Rss Feed
  1. Tak Lupa Teringat

    Wednesday, July 17, 2013

    Mereka bilang aku pelupa. Aku melupakan segala sesuatu. Aku lupa mengganti bajuku, aku lupa aku sudah makan atau belum, aku lupa meletakkan barang-barangku, aku lupa nama teman-teman lama ku, aku lupa jalan pulang, aku lupa bahwa ada seorang teman yang sedang berpapasan denganku, aku melupakan segalanya kata mereka.

    Mereka berkata, jangan-jangan aku sudah lupa jalan menuju rumahmu. Aku mungkin sudah lupa nama dan wajahmu. Aku sudah lupa bagaimana mengungkapkan cinta. Aku juga sudah lupa aku pernah mencintaimu. Aku bahkan, kata mereka, telah lupa kalau cinta itu ada.

    Namun aku tidak lupa, itu saja.

    Aku memang sering lupa mengingatmu, tapi aku tidak pernah lupa teringat padamu. Hidup ini terlalu sulit sehingga ruang pikir untukmu begitu sempit. Aku tidak pernah sanggup mengingatmu saat aku harus bergelut dengan persoalan keseharianku. Itu hanya akan membuatku kehilangan harapan. Aku akan menyerah, putus asa, dan merasa tidak pantas. Kata mereka juga, hidup itu tidak bisa makan cinta.

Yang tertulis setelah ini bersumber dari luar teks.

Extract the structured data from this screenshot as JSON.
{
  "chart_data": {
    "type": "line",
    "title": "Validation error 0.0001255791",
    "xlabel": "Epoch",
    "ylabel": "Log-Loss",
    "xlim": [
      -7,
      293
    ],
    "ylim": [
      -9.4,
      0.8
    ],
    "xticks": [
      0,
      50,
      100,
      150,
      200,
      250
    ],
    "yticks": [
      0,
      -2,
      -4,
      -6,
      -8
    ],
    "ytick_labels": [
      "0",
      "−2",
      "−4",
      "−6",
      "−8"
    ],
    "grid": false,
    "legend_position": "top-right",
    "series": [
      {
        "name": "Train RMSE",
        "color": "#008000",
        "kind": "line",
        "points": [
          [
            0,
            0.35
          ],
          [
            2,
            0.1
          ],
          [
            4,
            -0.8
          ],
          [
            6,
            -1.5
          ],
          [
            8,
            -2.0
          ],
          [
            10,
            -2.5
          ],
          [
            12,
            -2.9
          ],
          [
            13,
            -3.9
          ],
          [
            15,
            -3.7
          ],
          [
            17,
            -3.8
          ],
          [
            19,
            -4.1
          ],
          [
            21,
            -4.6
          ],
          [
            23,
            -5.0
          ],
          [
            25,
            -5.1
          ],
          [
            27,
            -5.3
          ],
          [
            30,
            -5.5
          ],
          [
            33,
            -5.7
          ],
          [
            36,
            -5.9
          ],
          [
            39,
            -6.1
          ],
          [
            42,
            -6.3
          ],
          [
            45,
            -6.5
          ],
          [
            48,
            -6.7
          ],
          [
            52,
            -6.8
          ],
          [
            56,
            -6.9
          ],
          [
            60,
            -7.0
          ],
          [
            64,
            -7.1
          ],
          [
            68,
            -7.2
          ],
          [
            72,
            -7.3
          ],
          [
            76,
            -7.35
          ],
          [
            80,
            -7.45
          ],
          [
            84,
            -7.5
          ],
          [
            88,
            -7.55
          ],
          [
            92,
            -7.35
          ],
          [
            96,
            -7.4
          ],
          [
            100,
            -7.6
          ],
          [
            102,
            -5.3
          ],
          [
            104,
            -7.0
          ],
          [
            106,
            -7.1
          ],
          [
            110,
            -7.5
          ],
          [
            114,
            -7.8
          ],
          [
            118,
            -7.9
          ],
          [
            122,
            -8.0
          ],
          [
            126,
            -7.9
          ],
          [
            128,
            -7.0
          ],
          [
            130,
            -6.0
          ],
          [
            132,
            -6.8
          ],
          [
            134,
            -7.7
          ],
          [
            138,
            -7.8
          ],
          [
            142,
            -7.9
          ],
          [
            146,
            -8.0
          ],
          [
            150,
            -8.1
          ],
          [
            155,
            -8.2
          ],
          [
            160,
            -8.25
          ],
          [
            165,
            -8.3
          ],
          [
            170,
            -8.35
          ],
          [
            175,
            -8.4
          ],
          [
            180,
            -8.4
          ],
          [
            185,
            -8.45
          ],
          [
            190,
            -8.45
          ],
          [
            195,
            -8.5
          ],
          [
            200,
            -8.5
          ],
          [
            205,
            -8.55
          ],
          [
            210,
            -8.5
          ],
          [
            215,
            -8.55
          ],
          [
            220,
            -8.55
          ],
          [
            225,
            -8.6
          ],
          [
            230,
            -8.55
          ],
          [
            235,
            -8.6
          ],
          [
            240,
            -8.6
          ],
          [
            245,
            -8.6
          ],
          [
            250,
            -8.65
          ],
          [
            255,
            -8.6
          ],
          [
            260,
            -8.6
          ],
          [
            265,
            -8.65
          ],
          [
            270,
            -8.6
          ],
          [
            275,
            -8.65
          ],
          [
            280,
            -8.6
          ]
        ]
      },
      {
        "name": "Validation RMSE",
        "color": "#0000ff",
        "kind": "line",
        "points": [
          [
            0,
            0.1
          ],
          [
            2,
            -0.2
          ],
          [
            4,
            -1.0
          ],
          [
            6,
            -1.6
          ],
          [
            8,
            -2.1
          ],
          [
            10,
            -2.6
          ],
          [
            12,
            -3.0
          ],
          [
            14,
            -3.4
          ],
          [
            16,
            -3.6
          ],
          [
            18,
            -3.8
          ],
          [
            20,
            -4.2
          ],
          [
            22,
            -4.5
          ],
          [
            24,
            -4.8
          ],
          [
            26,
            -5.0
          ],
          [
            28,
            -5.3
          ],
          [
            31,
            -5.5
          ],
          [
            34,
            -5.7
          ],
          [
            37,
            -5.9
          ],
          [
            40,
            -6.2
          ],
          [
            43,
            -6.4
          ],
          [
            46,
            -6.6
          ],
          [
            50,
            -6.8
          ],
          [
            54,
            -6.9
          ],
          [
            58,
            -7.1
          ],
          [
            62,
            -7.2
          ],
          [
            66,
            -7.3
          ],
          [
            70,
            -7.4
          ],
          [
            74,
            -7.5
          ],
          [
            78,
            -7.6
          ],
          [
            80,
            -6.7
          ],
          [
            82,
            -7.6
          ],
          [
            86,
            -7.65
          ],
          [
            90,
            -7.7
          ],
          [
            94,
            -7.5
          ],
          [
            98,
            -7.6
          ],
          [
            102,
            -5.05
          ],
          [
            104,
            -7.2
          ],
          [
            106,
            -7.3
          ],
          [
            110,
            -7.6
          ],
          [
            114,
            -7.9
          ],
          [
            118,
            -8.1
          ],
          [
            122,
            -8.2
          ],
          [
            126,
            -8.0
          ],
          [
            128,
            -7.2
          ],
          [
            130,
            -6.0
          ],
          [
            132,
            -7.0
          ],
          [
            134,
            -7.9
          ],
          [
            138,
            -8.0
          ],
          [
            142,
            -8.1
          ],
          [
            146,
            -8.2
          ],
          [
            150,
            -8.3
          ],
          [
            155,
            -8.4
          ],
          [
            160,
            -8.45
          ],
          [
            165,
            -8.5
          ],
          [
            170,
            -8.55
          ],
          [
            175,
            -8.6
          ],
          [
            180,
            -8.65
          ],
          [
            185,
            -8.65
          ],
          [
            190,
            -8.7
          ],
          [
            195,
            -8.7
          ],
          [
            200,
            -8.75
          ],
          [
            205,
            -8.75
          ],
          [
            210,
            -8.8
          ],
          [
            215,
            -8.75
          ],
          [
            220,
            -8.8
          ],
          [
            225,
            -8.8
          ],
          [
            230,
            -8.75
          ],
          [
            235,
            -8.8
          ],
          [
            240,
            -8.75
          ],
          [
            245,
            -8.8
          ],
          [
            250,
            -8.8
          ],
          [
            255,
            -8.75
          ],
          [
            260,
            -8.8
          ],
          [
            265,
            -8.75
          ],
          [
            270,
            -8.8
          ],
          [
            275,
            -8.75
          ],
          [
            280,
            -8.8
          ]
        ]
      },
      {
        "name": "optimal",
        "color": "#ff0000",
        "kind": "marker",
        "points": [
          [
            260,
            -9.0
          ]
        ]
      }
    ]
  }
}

    Aku menghabiskan hari-hariku untuk berbuat sesuatu, sekedar agar besok masih bisa melakukan sesuatu. Saat malam jika aku kelelahan, aku akan tidur lebih cepat tanpa sempat memikirkan apa-apa. Pada malam lain aku akan didera kebosanan, aku akan berjalan-jalan dan tidur lebih larut seperti biasanya. Aku bisa tidur lebih cepat atau lebih lambat, tapi aku selalu bangun pada saat yang sama.  Dengan kondisi yang sama.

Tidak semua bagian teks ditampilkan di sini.